El Salvador’s Bitcoin Beach embraces a new legal tender, but digital divide makes it hard to ditch US dollar
- El Salvador adopted bitcoin as legal tender last Wednesday, drawing inspiration from the country’s Bitcoin Beach
- Many people still shy away from using the cryptocurrency because internet access is patchy, bringing attention to a large digital divide

The El Salvadoran beach town of El Zonte is visibly poor, with dirt roads and a faulty drainage system. But in one way, it’s ahead of the rest of the country: it has bitcoin.
The tropical surfing spot’s basic infrastructure offers a glimpse of the potential pitfalls to popularising bitcoin nationally for payments and savings, after Congress last Wednesday adopted the cryptocurrency as legal tender, a world first.
Take Zulma Rivas.
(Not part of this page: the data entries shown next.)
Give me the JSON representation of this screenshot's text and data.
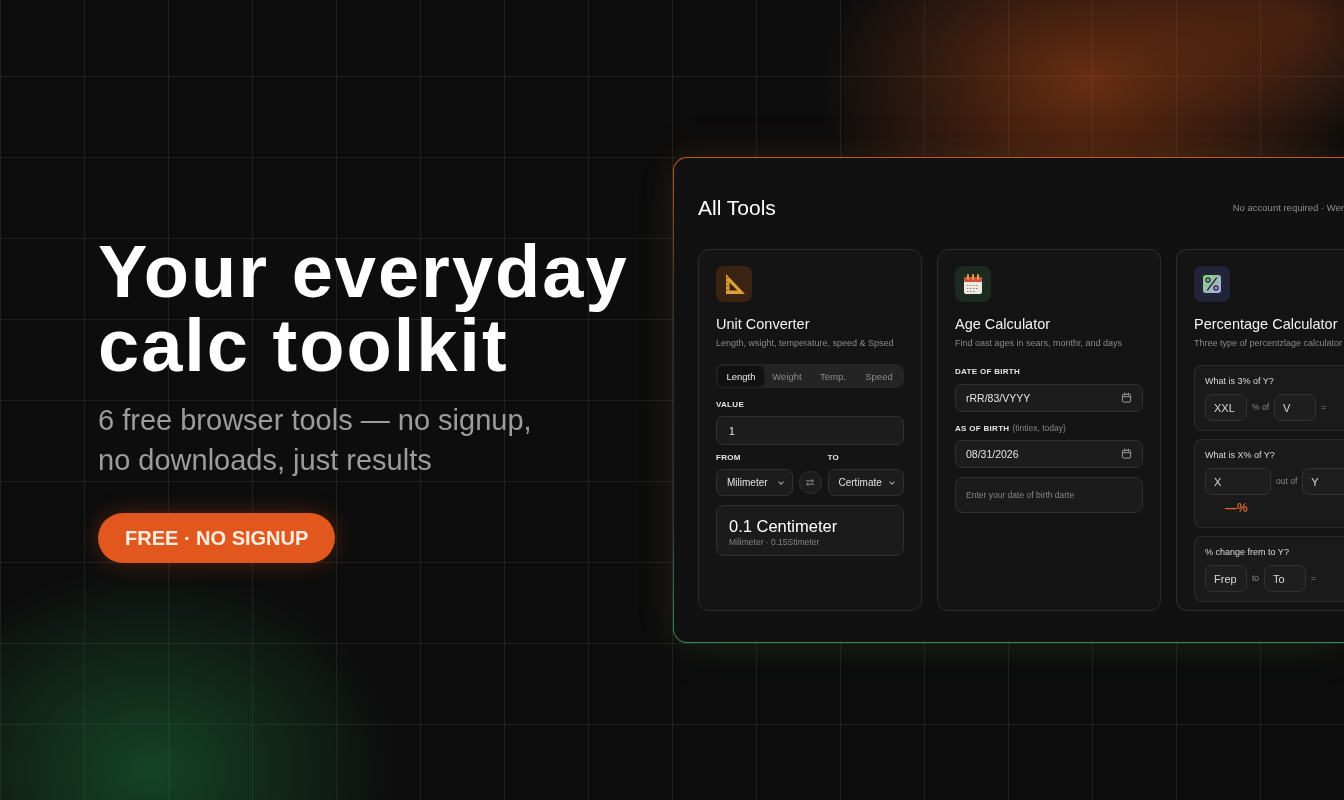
{
  "hero": {
    "heading": "Your everyday calc toolkit",
    "subheading": "6 free browser tools — no signup, no downloads, just results",
    "badge": "FREE · NO SIGNUP"
  },
  "panel": {
    "title": "All Tools",
    "note": "No account required · Wer",
    "tools": [
      {
        "kind": "converter",
        "title": "Unit Converter",
        "description": "Length, wsight, temperature, speed & Spsed",
        "tabs": [
          {
            "label": "Length",
            "selected": true
          },
          {
            "label": "Weight",
            "selected": false
          },
          {
            "label": "Temp.",
            "selected": false
          },
          {
            "label": "Speed",
            "selected": false
          }
        ],
        "value": {
          "label": "VALUE",
          "value": "1"
        },
        "from": {
          "label": "FROM",
          "value": "Milimeter"
        },
        "to": {
          "label": "TO",
          "value": "Certimate"
        },
        "result": {
          "main": "0.1 Centimeter",
          "detail": "Milimeter · 0.15Stimeter"
        }
      },
      {
        "kind": "age",
        "title": "Age Calculator",
        "description": "Find oast ages in sears, monthr, and days",
        "fields": [
          {
            "label": "DATE OF BIRTH",
            "value": "rRR/83/VYYY"
          },
          {
            "label": "AS OF BIRTH",
            "hint": "(tintiex, today)",
            "value": "08/31/2026"
          }
        ],
        "result": {
          "message": "Enter your date of birth darte"
        }
      },
      {
        "kind": "percentage",
        "title": "Percentage Calculator",
        "description": "Three type of percentzlage calculator",
        "rows": [
          {
            "question": "What is 3% of Y?",
            "parts": [
              {
                "kind": "field",
                "placeholder": "XXL"
              },
              {
                "kind": "text",
                "text": "% of"
              },
              {
                "kind": "field",
                "placeholder": "V"
              },
              {
                "kind": "text",
                "text": "="
              }
            ]
          },
          {
            "question": "What is X% of Y?",
            "parts": [
              {
                "kind": "field",
                "placeholder": "X"
              },
              {
                "kind": "text",
                "text": "out of"
              },
              {
                "kind": "field",
                "placeholder": "Y"
              }
            ],
            "result": "—%"
          },
          {
            "question": "% change frem to Y?",
            "parts": [
              {
                "kind": "field",
                "placeholder": "Frep"
              },
              {
                "kind": "text",
                "text": "to"
              },
              {
                "kind": "field",
                "placeholder": "To"
              },
              {
                "kind": "text",
                "text": "="
              }
            ]
          }
        ]
      }
    ]
  }
}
The 38-year-old mother of three started accepting bitcoin payments last year for the bags of cut fruit she sells from a tray to tourists, part of an experiment called Bitcoin Beach aimed at making the town one of the world’s first bitcoin economies.
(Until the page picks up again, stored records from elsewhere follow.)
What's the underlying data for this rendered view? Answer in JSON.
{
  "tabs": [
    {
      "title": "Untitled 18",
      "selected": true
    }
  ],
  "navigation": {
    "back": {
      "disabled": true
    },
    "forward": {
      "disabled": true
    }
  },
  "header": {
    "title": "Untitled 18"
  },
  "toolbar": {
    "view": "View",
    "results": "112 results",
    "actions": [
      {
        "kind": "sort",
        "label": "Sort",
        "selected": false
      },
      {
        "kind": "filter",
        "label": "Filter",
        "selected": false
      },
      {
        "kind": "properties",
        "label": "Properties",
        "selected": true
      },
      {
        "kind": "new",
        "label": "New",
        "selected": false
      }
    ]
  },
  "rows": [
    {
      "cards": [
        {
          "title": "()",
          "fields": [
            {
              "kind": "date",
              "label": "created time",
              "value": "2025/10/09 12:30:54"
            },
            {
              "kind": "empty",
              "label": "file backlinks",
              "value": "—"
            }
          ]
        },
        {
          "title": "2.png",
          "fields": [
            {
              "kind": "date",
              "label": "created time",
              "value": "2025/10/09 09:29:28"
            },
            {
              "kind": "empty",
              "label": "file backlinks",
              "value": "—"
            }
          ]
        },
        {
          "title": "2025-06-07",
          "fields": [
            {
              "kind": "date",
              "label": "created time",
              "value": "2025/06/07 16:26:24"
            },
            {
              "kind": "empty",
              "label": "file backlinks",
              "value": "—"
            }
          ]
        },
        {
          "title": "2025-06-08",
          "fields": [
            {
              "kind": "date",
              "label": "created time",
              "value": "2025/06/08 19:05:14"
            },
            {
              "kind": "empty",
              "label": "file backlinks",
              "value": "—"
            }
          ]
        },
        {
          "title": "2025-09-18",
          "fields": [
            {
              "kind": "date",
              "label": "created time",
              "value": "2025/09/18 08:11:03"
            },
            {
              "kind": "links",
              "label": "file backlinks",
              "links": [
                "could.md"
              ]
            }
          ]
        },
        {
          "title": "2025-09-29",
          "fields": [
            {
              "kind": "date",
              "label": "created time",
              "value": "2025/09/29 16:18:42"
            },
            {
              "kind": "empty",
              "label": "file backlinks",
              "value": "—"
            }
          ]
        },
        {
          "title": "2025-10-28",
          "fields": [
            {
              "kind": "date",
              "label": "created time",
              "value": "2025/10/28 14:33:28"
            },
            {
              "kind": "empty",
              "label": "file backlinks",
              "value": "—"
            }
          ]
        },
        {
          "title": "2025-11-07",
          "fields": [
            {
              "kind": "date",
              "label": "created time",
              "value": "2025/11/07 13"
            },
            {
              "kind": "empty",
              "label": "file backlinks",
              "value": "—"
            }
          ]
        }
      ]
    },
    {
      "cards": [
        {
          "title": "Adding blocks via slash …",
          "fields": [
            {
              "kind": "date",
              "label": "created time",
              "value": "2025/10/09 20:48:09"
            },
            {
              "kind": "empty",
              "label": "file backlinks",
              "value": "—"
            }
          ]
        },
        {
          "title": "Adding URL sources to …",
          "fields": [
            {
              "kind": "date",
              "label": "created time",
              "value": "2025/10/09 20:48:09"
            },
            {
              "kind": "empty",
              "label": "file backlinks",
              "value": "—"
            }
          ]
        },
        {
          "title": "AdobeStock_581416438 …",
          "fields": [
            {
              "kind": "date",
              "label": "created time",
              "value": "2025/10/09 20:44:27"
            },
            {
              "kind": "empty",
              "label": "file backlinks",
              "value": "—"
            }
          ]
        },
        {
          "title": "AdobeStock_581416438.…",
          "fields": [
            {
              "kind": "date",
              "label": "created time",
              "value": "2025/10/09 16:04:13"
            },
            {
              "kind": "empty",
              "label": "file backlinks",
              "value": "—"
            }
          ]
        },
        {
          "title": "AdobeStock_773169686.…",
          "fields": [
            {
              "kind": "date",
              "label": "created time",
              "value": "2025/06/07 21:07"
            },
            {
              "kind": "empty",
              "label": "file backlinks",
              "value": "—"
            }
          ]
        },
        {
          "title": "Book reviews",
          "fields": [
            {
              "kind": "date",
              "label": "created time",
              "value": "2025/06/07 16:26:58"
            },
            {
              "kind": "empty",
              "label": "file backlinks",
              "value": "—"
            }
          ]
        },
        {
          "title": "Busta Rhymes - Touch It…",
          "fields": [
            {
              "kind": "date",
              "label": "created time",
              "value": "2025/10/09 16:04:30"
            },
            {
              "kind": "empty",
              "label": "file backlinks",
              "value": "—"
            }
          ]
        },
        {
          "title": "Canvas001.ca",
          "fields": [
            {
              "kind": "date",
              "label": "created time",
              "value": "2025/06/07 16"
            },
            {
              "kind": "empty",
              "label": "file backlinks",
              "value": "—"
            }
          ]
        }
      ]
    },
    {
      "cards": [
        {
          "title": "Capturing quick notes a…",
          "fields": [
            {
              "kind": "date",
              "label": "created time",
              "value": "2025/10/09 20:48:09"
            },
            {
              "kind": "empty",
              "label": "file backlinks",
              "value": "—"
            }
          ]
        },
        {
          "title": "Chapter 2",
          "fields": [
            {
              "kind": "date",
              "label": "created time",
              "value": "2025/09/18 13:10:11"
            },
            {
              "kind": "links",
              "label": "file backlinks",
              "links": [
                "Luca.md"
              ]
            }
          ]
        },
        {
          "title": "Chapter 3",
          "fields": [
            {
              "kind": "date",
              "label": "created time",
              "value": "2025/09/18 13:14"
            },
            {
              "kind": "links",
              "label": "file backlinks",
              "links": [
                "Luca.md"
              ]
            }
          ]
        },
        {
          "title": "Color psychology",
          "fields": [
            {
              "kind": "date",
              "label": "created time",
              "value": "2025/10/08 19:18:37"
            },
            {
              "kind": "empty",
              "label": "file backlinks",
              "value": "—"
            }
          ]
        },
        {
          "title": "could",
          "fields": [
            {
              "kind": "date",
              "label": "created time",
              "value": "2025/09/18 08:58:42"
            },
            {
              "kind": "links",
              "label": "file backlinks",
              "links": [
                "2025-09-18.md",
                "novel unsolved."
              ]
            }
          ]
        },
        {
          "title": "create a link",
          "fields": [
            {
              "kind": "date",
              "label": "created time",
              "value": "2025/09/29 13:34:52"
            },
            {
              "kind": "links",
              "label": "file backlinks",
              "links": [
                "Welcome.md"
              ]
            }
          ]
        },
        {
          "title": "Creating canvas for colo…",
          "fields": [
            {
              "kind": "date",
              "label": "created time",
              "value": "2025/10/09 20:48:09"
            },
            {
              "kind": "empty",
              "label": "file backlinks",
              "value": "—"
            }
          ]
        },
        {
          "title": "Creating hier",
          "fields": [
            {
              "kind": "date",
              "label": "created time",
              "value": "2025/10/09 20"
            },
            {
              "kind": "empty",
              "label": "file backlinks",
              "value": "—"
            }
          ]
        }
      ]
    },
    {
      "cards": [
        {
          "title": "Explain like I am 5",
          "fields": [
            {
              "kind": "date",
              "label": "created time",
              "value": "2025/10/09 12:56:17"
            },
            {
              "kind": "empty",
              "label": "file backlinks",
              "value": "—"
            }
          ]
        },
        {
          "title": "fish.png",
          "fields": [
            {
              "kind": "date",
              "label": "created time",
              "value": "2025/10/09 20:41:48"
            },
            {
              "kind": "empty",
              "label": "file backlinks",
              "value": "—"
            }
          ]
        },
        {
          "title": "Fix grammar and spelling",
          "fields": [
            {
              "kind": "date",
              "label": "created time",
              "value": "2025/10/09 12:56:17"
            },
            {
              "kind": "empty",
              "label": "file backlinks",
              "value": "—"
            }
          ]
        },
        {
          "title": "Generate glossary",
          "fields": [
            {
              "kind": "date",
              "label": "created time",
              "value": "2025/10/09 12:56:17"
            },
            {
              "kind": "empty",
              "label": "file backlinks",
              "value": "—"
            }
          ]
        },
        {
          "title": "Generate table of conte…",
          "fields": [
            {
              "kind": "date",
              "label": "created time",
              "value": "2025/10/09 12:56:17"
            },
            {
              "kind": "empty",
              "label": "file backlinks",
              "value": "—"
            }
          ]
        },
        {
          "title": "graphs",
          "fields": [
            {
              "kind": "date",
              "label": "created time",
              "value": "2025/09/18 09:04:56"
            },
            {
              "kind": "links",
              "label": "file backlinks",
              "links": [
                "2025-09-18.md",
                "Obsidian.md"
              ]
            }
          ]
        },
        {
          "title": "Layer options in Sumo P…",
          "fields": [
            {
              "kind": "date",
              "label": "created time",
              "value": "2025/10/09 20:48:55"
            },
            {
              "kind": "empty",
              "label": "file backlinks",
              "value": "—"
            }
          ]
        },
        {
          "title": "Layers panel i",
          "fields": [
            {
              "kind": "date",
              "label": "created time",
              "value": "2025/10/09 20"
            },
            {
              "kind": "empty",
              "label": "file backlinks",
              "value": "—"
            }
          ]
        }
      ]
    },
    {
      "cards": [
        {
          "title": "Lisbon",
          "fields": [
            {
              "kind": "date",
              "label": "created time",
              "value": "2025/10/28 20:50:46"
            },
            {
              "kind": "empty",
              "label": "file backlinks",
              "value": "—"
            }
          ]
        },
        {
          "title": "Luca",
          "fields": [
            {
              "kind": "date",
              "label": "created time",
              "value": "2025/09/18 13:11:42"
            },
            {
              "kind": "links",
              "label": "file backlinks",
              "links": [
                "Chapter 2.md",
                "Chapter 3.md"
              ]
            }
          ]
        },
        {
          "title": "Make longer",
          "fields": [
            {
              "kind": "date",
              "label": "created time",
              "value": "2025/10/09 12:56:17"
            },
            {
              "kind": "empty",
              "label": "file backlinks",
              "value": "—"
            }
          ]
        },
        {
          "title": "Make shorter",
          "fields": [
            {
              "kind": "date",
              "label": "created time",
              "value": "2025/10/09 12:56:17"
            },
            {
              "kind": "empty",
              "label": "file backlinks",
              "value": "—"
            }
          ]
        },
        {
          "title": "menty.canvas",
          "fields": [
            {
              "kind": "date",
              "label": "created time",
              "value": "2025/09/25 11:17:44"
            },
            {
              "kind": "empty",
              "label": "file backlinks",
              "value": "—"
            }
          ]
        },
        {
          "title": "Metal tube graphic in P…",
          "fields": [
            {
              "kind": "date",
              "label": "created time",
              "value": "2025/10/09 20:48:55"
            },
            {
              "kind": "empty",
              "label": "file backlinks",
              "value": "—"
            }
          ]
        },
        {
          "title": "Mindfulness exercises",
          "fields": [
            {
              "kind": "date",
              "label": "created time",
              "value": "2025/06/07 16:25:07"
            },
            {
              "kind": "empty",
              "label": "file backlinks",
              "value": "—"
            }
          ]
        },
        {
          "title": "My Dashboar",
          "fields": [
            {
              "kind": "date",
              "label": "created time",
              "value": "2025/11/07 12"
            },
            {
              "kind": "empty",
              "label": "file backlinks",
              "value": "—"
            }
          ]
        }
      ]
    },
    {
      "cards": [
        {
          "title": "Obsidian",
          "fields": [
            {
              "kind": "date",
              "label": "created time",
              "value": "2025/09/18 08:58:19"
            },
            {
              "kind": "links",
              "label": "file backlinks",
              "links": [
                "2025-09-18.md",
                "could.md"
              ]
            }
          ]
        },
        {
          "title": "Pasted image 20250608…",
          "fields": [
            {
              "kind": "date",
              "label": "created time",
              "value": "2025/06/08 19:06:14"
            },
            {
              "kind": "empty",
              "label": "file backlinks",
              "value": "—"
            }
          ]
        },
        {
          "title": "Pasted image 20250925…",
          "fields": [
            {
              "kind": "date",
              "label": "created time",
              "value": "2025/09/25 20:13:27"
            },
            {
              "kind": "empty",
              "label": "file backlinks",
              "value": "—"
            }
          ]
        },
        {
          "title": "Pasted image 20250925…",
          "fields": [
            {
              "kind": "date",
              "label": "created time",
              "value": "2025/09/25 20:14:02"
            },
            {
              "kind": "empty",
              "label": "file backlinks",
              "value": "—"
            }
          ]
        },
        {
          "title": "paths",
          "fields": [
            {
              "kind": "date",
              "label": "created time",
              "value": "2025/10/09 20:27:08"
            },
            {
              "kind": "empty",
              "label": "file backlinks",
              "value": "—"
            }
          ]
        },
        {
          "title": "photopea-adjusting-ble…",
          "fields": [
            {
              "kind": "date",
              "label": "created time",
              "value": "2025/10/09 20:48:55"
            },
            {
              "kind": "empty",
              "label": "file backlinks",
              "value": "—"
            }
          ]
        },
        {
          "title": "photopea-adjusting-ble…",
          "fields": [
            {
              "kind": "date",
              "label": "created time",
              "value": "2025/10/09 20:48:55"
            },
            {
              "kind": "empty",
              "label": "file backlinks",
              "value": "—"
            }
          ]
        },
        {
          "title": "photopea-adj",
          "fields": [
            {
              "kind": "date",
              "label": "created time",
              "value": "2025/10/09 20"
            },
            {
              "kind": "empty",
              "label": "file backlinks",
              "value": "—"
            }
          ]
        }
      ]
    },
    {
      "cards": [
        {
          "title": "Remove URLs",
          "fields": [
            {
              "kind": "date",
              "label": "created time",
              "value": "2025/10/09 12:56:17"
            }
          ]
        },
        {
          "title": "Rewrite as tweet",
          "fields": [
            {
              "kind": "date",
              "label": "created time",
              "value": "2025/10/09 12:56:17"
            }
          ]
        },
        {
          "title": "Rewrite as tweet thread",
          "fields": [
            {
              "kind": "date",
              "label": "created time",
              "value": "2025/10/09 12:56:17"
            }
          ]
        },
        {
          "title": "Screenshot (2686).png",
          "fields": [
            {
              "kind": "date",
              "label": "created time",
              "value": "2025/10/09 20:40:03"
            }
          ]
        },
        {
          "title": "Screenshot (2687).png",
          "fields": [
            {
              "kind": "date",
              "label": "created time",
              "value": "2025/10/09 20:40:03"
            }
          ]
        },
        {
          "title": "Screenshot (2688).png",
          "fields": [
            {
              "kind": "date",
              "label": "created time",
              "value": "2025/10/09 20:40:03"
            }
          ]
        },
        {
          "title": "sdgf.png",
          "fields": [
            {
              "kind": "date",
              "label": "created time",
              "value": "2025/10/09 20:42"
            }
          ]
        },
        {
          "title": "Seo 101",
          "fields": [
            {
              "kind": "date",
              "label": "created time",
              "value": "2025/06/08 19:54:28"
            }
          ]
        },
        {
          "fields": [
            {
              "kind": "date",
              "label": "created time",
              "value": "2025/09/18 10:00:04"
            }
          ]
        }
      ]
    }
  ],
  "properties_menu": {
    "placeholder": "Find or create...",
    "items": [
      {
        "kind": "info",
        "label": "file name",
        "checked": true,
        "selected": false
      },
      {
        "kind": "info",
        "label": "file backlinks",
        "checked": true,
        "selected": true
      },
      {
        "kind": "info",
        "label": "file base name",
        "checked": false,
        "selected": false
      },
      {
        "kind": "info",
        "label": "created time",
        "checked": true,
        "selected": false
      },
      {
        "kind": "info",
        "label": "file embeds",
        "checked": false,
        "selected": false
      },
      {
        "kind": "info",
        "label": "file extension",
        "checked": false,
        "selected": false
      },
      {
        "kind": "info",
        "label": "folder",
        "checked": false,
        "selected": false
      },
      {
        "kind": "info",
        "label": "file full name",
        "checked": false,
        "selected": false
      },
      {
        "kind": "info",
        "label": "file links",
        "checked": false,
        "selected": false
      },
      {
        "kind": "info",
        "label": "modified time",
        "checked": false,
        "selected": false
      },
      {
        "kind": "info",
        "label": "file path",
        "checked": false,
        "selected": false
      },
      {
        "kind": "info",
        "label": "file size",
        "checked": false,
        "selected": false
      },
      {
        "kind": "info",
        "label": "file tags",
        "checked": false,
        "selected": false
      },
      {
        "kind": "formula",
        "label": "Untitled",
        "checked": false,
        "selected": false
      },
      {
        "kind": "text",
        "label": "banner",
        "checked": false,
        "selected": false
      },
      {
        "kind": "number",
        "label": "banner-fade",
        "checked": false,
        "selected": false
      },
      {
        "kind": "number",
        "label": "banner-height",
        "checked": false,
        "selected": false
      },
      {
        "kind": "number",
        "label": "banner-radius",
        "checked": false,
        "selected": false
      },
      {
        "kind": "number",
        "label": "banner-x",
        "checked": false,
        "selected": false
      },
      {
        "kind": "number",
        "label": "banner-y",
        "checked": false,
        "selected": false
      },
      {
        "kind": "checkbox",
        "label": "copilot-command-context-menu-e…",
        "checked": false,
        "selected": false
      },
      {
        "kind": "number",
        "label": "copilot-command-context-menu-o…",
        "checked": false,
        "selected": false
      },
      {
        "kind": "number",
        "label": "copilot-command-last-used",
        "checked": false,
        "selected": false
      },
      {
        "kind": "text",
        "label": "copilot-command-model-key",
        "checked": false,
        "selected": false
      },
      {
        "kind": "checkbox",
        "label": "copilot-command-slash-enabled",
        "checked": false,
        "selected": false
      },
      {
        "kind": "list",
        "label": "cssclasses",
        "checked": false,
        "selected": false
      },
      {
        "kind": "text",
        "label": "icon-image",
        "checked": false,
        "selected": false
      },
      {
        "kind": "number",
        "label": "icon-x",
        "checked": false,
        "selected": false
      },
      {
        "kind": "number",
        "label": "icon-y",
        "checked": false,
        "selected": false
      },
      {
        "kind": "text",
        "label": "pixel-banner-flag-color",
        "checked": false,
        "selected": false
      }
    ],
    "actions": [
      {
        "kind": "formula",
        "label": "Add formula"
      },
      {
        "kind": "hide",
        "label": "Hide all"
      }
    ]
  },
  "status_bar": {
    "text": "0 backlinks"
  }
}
President Nayib Bukele cited Bitcoin Beach as inspiration for his push to adopt the cryptocurrency nationally. The town’s use of a platform called Lightning Network to enable smaller transactions has helped overcome some of the technical and practical obstacles to using bitcoin as a currency, Bitcoin Beach’s founders say, which could be useful on a larger scale.

But for Rivas, cash is king. She rarely uses bitcoin, she says, because like many in the town, her battered smartphone struggles with the payments app. When Reuters visited last week, the device was broken. Anyway, she often runs out of data on her prepaid contract.